Sustainable Design of High Barrier Films for Modified Atmosphere Packaging of Red Meat

The use of bioplastics in modified atmosphere food packaging has been limited by their poor barrier properties. To investigate the required barrier properties, a mathematical model was developed to predict the effect of permeability on the shelf life of red meat in high oxygen modified atmosphere packaging. Pseudomonas spp. is a gram negative bacteria and is most susceptible to changes in carbon dioxide concentration, hence it is a good indicator of whether the permeability is indirectly decreasing the shelf life by allowing too much carbon dioxide to permeate out. The Pseudomonas spp., carbon dioxide and oxygen dynamics were modelled based on predictive microbiology and gas transfer. These differential equations were solved using MATLAB and the results were successfully validated against two published data sets that varied temperature, headspace concentration and film permeability.

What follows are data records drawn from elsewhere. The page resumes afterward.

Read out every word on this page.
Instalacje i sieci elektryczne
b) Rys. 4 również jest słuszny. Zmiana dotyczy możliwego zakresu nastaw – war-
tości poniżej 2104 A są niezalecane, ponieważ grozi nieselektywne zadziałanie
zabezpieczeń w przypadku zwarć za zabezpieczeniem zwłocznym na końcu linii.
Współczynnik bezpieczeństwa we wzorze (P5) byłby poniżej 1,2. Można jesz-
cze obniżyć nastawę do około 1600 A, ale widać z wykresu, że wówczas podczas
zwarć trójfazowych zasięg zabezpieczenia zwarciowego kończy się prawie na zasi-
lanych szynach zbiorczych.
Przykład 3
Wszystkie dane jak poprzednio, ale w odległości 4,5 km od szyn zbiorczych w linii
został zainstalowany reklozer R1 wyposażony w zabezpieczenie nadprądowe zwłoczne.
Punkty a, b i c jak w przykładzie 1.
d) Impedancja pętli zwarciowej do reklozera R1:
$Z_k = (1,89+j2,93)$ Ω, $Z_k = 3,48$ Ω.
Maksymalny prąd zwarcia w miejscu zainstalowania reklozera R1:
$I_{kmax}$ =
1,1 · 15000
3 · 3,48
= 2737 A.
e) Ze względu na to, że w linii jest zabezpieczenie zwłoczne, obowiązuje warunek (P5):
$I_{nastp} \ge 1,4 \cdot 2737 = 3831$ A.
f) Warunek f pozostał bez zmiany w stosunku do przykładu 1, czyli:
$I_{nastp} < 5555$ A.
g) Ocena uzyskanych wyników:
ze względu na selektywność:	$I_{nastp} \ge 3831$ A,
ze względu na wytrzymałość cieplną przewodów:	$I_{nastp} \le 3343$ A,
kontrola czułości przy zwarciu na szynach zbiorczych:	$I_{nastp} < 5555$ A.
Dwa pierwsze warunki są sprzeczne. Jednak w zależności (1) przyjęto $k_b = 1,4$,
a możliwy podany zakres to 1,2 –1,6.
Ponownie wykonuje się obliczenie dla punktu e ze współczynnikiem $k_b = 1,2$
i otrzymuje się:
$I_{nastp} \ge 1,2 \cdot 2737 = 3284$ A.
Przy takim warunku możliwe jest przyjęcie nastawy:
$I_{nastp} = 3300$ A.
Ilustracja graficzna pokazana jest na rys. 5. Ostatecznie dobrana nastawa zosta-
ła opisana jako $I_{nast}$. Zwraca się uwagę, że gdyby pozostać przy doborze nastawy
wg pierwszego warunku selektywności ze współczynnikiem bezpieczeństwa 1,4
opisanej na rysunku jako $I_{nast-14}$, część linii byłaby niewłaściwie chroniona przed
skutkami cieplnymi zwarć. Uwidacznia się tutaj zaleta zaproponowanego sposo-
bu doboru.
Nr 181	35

From analysis of the resultant model, it was found that to maintain a shelf life of beef steaks within 4% at 5°C, a carbon dioxide permeability of 1.6x10-5 m3 m-2 h-1 was required, much higher than typical permeabilities of packaging films of around 10-8. The results showed that the barrier property requirements for plastic films are often over cautious and use a one-size-fits-all approach, this research, however, indicates a more tailored approach could be taken. Using surface response methodology, the model was simplified to a single equation calculating shelf life predictions as a function of various package design parameters, including permeability. From here, a new bioplastic film will be developed to meet the predicted permeability requirement by adjusting the thickness of the barrier layer. This bioplastic will then be pilot tested against the conventional plastic films to see how the results compare.